CDP Private Cloud Data Services glossary
The CDP Private Cloud Data Services documentation uses terms related to enterprise data cloud and cloud computing.
- CDP CLI:
- A command-line interface to access and manage CDP services and resources.
- CDP Private Cloud Base:
- An on-premises version of Cloudera Data Platform. It combines the best of Cloudera Enterprise Data Hub (CDH) and Hortonworks Data Platform Enterprise (HDP) along with new features and enhancements across the stack.
- Cloudera Manager for Data Services:
- A tool to install, manage, monitor, and configure your clusters and services using the Cloudera Manager Admin Console web application or the Cloudera Manager API.
- Cloudera Runtime:
- The core open source software distribution within CDP Private Cloud Base. It includes approximately 50 open-source projects providing data management tools within CDP.
- Control Plane service:
- CDP service that includes services like Management Console, Replication Manager, Data Recovery Service, Service Discovery Service, and so on. These services interact with your environment on ECS or OCP to provision and manage compute infrastructure that you can use to manage the lifecycle of data stored on HDFS or Ozone.
- Data Catalog:
This data service allows the Data Stewards, Business analysts, and Data Administrators to curate different datasets by adding multiple assets in it.
Users can scan and profile information for a data lake to gather metadata about schema and identify sensitive information. The metadata is gathered by the profilers and stored in Cloudera Apache Atlas to be retrieved during search and discovery operations. Allows users to define and tag assets using custom rules to identify and classify assets for their business requirements. Discover metadata in Asset details page about a given asset and also tag and group various assets to create a dataset. Users can search and manage datasets based on various attributes.
- Data Engineering:
- This data service allows you to create, manage, and schedule Apache Spark jobs without the overhead of creating and maintaining Spark clusters. You can define virtual clusters with a range of CPU and memory resources, and the cluster scales up and down as needed to execute your Spark workloads, helping to control your cloud costs.
- Data Lake:
- Creates a protective ring of security and governance around your data. For a CDP Private Cloud deployment, the Data Lake services are hosted on the CDP Private Cloud Base cluster. In addition, the Data Lake services are shared between multiple workloads.
- Data Service:
- A defined subset of CDP functionality that enables a CDP user to solve a specific problem related to their data lake (process, analyze, predict, and so on). Example services: Data Engineering, Data Warehouse, Machine Learning.
- Data Warehouse:
- This data service enables an enterprise to provision a new data warehouse and share a subset of the data with a specific team or department. A Data Warehouse cluster can be created from the Management Console and accessed by end users (data analysts).

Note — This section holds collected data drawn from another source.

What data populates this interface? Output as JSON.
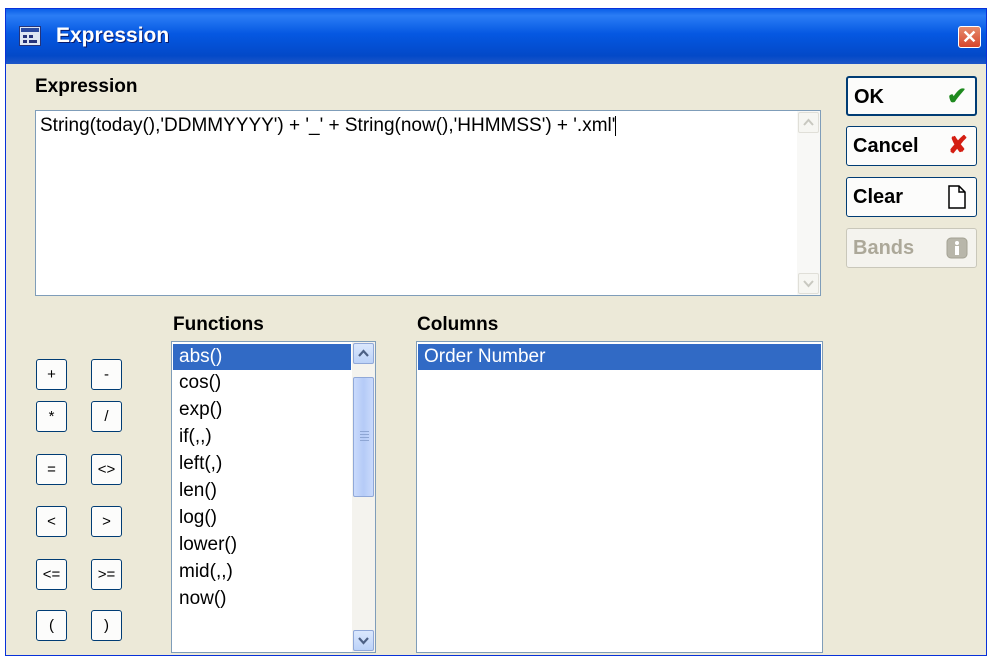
{
  "window": {
    "title": "Expression",
    "close_glyph": "✕",
    "icon": "table-icon"
  },
  "expression": {
    "label": "Expression",
    "value": "String(today(),'DDMMYYYY') + '_' + String(now(),'HHMMSS') + '.xml'"
  },
  "buttons": {
    "ok": {
      "label": "OK",
      "icon": "checkmark-icon",
      "glyph": "✔",
      "color": "#1e8a1e"
    },
    "cancel": {
      "label": "Cancel",
      "icon": "x-icon",
      "glyph": "✘",
      "color": "#d41e12"
    },
    "clear": {
      "label": "Clear",
      "icon": "blank-page-icon"
    },
    "bands": {
      "label": "Bands",
      "icon": "info-icon",
      "enabled": false
    }
  },
  "operators": [
    "+",
    "-",
    "*",
    "/",
    "=",
    "<>",
    "<",
    ">",
    "<=",
    ">=",
    "(",
    ")"
  ],
  "functions": {
    "label": "Functions",
    "items": [
      "abs()",
      "cos()",
      "exp()",
      "if(,,)",
      "left(,)",
      "len()",
      "log()",
      "lower()",
      "mid(,,)",
      "now()"
    ],
    "selected": "abs()"
  },
  "columns": {
    "label": "Columns",
    "items": [
      "Order Number"
    ],
    "selected": "Order Number"
  },
  "colors": {
    "title_bar": "#0558e2",
    "selection": "#316ac5",
    "dialog_bg": "#ece9d8"
  }
}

- A logical entity that represents the association of your Private Cloud user account with compute resources using which you can provision and manage workloads such as Data Warehouse and Machine Learning.
- Machine Learning:
- This data service enables teams of data scientists to develop, test, train, and ultimately deploy machine learning models for building predictive applications all on the data under management within the enterprise data cloud. A Machine Learning workspace can be created from the Management Console and accessed by end users (data scientists).
- Management Console:
- The user interface for administering CDP Private Cloud Data Services. As a CDP administrator, you can use Management Console to manage environments, data lakes, environment resources, and users across all Private Cloud Data Services.
- Replication Manager:
- This data service allows you to copy and migrate HDFS data, Hive external tables, and Ozone data between CDP Private Cloud Base 7.1.8 or higher clusters using Cloudera Manager version 7.7.3 or higher.